Нихаль было всего четыре года. Аднан Бею нужна была гувернантка. В числе первых пришли группы девушек, утверждавших, что они только что приехали из Франции, не признававшихся, что бывали только в одном, хорошо, если в двух местах, с плохо выученным в монашеском приюте или в швейной мастерской французским, который они пытались скрыть за фальшивым произношением. Аднан Бею не удалось встретить такую, которая смогла бы покорить его привередливую натуру. Два года проводились постоянные замены с тех, кого считали необходимым мягко отослать на второй же день, на тех, присутствие которых, наконец, можно было выдержать пару месяцев. Аднан Бей так испугался гувернанток, одна из которых заявила, что немка, а на следующий день оказалась софийской еврейкой, другая по приезду казалась вдовой итальянца, а спустя неделю не помнила, что солгала и проговорилась, что никогда не была замужем, что начал думать о другом решении для дочери.

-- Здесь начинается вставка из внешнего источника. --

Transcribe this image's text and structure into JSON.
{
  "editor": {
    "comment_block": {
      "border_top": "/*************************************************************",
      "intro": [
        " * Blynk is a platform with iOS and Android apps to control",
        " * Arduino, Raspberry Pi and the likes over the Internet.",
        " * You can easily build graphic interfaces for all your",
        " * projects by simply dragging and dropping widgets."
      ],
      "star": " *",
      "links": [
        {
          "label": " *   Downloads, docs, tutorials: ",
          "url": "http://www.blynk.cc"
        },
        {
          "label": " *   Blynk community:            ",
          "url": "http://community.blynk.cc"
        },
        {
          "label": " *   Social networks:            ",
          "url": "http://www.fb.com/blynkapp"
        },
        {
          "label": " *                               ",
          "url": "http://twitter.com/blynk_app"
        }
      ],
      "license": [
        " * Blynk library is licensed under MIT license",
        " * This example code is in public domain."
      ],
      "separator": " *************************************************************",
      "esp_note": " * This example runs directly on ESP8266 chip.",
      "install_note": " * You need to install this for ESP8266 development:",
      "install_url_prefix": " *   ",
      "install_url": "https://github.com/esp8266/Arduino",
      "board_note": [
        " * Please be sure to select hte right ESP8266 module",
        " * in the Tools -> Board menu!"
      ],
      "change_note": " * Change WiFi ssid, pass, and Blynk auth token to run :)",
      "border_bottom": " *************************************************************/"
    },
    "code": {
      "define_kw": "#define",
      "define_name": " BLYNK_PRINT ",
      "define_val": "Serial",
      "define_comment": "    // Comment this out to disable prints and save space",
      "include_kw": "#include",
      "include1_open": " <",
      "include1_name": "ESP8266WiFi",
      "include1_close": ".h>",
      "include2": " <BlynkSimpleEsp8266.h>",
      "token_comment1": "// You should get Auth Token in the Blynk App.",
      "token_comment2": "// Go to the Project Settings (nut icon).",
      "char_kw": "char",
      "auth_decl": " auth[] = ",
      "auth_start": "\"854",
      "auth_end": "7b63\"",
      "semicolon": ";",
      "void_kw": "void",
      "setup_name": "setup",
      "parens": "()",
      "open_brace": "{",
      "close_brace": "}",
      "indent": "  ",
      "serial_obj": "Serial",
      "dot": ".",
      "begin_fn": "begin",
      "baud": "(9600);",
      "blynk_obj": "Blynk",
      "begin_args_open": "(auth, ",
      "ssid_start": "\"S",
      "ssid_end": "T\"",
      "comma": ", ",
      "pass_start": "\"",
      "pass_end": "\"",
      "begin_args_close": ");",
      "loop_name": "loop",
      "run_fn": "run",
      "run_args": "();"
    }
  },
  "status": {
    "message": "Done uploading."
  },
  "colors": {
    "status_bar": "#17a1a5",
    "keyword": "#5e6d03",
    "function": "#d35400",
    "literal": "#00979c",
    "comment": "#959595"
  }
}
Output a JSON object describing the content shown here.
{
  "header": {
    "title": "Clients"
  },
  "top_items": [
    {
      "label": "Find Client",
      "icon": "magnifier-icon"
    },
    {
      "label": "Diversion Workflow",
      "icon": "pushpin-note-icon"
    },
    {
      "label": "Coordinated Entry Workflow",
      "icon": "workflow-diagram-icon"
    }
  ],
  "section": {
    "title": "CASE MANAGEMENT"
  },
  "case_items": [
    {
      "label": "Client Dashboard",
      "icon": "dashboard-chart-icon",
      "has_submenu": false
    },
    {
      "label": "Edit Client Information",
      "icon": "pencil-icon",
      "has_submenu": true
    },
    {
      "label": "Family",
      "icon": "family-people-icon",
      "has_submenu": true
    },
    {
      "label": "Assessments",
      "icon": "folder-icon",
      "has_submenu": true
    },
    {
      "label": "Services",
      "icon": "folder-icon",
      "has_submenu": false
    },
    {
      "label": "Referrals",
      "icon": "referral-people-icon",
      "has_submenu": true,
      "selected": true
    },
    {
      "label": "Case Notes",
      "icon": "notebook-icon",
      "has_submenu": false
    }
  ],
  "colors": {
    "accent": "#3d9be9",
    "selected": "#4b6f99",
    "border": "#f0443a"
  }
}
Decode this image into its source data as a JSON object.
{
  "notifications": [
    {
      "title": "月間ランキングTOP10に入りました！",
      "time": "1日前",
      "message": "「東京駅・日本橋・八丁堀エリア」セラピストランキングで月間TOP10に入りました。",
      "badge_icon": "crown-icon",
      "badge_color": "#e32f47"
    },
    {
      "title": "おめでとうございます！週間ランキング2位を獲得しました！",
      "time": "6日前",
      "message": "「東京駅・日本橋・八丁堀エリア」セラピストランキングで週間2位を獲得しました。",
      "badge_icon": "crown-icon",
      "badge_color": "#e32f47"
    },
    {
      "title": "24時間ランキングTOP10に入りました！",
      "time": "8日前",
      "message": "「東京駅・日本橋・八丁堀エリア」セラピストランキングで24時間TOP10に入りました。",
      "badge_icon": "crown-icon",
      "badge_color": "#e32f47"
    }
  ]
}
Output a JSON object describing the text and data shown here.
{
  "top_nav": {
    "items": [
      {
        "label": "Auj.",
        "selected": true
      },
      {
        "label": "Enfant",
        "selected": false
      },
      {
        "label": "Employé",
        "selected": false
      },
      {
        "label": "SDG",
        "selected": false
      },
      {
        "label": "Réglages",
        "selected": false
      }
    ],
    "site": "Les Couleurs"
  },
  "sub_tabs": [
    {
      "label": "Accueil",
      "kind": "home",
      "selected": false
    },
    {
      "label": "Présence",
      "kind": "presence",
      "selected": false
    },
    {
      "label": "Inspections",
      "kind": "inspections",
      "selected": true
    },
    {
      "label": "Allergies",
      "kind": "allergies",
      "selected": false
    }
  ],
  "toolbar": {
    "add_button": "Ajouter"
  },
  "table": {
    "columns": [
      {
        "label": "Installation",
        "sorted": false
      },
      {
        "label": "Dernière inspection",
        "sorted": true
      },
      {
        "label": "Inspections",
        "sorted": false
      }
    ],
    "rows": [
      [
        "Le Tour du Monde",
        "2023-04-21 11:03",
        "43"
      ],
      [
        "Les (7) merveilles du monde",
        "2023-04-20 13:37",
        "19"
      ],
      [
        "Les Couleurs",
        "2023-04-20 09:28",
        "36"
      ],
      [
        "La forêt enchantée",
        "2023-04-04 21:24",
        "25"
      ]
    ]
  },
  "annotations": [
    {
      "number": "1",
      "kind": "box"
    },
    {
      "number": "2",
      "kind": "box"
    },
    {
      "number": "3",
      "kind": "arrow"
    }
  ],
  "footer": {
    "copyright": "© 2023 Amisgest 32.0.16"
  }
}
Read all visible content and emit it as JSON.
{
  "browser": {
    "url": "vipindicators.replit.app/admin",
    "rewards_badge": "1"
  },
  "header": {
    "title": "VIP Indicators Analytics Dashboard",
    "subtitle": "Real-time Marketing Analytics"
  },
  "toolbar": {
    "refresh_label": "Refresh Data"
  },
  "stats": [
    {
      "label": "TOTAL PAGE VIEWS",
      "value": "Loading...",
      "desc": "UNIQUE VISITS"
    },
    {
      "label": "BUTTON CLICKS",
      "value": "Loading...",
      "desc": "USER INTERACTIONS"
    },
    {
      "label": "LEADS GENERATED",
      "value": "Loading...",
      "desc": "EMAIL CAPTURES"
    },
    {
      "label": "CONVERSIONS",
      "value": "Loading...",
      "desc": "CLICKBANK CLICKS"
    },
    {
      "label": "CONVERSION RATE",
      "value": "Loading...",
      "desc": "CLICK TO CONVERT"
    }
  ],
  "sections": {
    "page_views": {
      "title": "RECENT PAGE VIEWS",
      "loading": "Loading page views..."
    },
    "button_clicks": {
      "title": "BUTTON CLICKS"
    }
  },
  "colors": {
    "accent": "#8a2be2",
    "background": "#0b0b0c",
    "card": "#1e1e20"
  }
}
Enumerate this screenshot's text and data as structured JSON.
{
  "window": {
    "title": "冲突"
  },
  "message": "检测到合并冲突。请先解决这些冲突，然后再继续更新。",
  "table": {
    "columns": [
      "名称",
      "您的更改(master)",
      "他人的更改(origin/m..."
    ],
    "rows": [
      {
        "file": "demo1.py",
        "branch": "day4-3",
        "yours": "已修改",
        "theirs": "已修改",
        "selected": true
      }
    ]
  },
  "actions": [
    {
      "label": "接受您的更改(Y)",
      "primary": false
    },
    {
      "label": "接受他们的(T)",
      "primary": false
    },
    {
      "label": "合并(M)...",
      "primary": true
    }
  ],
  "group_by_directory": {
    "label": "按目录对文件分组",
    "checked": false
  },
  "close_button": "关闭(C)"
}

Случай – при поиске гувернантки в Стамбуле можно верить только в случай – нашёл для Аднан Бея то, что он не мог найти: мадемуазель Де Куртон.

Мадемуазель Де Куртон стремилась попасть в Стамбуле в турецкий дом, пожить турецкой жизнью в турецкой стране… Когда она оказалась в особняке Аднан Бея, её сердце радостно забилось, словно она попала в дом своей мечты. Потом биение сердца превратилось в удивление. Она представляла себе большой холл, вымощенный мрамором; купол, поставленный на колонны из камня; диваны, отделанные кое-где перламутром и покрытые восточными коврами; женщин с голыми руками, окрашенными хной ногами, глаза которых подведены сурьмой, а на голове чадра, с утра до вечера спавших на диванах под аккомпанемент темнокожих женщин с дарбуками или не выпускавших из рук трубки, погружённые в рубины и изумруды гранёных кальянов сбоку маленькой серебряной жаровни, источавшей янтарный запах; она не допускала возможности, что турецкий дом может отличаться от легенд и мифов Востока, оставшихся в воспоминаниях западных писателей и художников. Оказавшись в роскошной, маленькой комнате для гостей особняка, она вопросительно посмотрела на проводника: «Вы уверены, что привели меня в турецкий дом?»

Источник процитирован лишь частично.